Now, this is the real Skara Brae homes.  There were 9 rooms which acted as homes, no doubt each for a single family.  There was also one room which must have been a workshop of some sort, as it had no beds.  

What makes Skara Brae really special is that instead of stains in the earth from log posts or a few stones on the ground indicating foundations of buildings, at Skara Brae, you get almost complete underground homes with their furniture and partial roofs.  

They built their homes in shell middens, which were basically garbage dumps consisting of shells and bones from meals.  Digging into the shell middens and building their walls there, meant that the walls were more stable and stronger.  And the fact that there was almost no wood in Orkney, everything was made from stone, so it did not rot of disintegrate like other neolithic villages.  

The next two homes were parts of an earlier village that had been built on this site.  They are lower than the others and had a different design with the beds being built into niches in the walls.

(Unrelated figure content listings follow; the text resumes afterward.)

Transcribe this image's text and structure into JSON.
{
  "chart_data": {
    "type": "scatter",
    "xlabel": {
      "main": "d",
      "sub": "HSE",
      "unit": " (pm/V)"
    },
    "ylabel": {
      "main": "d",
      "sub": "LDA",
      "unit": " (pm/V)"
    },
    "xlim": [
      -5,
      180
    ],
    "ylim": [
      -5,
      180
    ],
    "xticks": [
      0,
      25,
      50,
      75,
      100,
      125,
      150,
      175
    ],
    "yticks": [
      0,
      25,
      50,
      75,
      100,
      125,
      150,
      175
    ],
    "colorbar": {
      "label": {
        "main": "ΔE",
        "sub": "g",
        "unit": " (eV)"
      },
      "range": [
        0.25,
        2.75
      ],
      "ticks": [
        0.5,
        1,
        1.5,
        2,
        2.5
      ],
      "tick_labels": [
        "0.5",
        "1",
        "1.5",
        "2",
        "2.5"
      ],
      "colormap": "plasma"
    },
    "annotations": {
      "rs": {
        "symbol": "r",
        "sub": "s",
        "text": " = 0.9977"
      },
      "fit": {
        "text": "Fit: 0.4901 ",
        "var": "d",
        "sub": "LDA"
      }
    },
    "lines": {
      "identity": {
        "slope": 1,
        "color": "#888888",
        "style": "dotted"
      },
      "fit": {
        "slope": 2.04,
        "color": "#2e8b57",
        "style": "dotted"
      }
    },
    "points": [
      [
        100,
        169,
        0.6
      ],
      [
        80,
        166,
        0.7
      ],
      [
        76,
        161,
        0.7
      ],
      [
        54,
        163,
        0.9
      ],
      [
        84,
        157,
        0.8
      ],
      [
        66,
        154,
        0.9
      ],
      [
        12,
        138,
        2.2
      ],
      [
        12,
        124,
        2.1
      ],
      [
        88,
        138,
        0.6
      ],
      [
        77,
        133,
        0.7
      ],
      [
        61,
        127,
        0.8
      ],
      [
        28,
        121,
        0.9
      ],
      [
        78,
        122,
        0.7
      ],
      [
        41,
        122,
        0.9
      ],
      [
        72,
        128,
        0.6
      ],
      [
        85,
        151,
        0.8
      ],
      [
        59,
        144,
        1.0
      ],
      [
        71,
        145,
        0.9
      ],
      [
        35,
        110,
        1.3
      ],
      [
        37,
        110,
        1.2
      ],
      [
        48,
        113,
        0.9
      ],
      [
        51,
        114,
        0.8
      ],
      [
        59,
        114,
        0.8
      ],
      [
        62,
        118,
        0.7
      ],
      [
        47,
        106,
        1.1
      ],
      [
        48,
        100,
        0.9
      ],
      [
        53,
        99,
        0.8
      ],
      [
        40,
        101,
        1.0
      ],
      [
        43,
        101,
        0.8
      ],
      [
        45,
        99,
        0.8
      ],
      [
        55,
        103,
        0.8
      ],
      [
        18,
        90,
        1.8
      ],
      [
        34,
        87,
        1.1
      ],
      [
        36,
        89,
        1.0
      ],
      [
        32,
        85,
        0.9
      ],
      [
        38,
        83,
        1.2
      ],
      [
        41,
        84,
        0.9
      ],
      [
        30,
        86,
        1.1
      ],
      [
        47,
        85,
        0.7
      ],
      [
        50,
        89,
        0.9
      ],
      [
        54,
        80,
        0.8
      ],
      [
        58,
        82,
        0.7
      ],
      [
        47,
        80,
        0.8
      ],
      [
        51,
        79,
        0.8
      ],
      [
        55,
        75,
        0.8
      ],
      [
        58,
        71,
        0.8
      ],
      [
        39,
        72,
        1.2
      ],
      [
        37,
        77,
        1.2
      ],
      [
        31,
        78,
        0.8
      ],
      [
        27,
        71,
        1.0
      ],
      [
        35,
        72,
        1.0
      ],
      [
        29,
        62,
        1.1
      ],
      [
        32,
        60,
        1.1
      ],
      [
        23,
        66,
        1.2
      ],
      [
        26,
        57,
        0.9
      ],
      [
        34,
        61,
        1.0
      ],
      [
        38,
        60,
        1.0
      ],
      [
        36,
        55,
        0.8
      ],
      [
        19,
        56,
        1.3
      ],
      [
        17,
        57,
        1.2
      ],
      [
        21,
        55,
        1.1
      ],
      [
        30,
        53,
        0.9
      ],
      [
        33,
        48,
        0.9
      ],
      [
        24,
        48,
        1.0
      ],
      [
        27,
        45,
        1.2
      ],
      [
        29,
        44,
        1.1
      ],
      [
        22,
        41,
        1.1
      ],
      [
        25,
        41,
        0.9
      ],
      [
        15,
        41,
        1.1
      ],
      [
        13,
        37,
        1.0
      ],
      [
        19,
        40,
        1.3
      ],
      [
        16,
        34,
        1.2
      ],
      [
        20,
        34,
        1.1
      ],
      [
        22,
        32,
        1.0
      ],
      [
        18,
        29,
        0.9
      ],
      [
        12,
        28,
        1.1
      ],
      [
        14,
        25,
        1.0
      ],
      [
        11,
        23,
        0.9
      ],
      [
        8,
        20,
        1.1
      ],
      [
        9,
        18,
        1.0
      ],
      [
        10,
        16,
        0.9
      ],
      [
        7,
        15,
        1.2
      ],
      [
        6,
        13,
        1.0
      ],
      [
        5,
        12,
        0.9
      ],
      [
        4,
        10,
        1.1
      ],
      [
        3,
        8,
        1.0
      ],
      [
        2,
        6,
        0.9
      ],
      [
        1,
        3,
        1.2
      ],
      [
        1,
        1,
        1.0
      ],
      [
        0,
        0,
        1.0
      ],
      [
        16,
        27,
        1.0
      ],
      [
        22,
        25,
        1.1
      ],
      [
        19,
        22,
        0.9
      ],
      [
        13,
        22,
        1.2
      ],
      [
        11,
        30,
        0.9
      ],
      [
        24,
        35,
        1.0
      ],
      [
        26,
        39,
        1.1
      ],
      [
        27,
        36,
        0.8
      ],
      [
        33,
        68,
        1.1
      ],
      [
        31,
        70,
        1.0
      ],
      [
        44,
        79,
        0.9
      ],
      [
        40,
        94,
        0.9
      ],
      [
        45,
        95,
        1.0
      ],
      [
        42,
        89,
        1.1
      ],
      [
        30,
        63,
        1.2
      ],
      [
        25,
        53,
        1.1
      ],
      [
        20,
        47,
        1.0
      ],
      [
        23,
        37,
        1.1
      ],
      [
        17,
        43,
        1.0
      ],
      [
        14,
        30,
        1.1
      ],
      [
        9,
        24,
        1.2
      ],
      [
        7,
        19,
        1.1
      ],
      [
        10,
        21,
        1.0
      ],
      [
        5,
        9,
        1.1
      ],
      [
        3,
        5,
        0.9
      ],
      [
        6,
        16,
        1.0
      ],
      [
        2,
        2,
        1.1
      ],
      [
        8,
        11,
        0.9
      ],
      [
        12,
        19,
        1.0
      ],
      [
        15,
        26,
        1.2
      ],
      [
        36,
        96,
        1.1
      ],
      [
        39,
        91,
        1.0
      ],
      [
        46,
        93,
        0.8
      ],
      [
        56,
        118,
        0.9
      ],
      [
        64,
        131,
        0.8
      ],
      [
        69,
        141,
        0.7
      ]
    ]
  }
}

Beds were probably lined with grasses and furs.  While the islands were treeless, they had rich soil for these early farmers and lots of game, plus they had excellent access to the North Sea which was full of things to eat.


You can see in this photo how all of these dwellings were connected with covered passageways, many of which still are covered. 


Now, while I was taking photos and walking around the village, the nearby farmer was moving his herd of cows from one pasture to another, chasing them around with a 4-wheeler.  In a nearby pasture, were two huge bulls who were pawing the ground and bellowing in hopes of joining all the ladies.  Between the cows complaining of being chased and these big guys making a big fuss, it was a few minutes of entertainment. 

This is a rough diagram of the neolithic village.  It was hidden by being covered with sand for thousands of years until in 1849, a big storm took away the bank near the North Sea and exposed enough of it that the lord who owned the land did a lot of excavating of the site to remove artifacts.  Eventually, the professionals took over and a protective sea wall was constructed. 

Here is a 360 degree video I took of the area:  The Neolithic Village of Skara Brae in Orkney, Scotland


All of the dwellings had a similar plan--beds along the side, niches cut into the walls near the beds, central fire pit, a storage "dresser" directly across from the entrance, grinding stones near the fire pit, and small stone "tanks" near the dresser, possible for holding live things like lobsters or urchins to keep them fresh.

The sea was probably a lot farther away in neolithic times, but this shows the current beach and protective seawall.

Next to Skara brae is the ancestral home of the man who discovered the neolithic site, owned it, and did some digging at the site. 


Not a whole lot different with this house from other old stone mansions, with one big exception.  This is the china that was owned by Captain James Cook and used by him and the officers on his ship, the HMS Resolution as it made three explorations around the globe.  Cook was attached and died in what is now Hawaii, but after his ship returned, the china was given to this family. 

The drawing room of the mansion looks as you would expect it to, even after multiple restorations.

Oh no!  Someone obviously got carried away in the 50s with this pink bathroom!!


The rest of today was mostly spent driving around the Mainland, as the Orcadians call their largest island, trying to find parking close to the information office in Kirkwall, and then trying to get reservations for dinner.  There are limited restaurants, and i did not know they mostly required reservations.  All were booked, so I ended up with a fairly decent pizza.  

Finally, made it to my B&B near Stromness and got checked in.  This one was really very nice and I have a very comfortable king-sized bed, plus the owner has an ice machine and offered me a big glass of ice, so I really enjoyed a large glass of ice water.  Will make some tea tonight and get ice for it tomorrow before I go out for the day.  

And I ended up taking 6,190 steps and walking 2.42 miles.  Some of it was at Skara Brae because it was a substantial walk from the visitor center to the neolithic village and then to the mansion and finally walking around Kirkwall.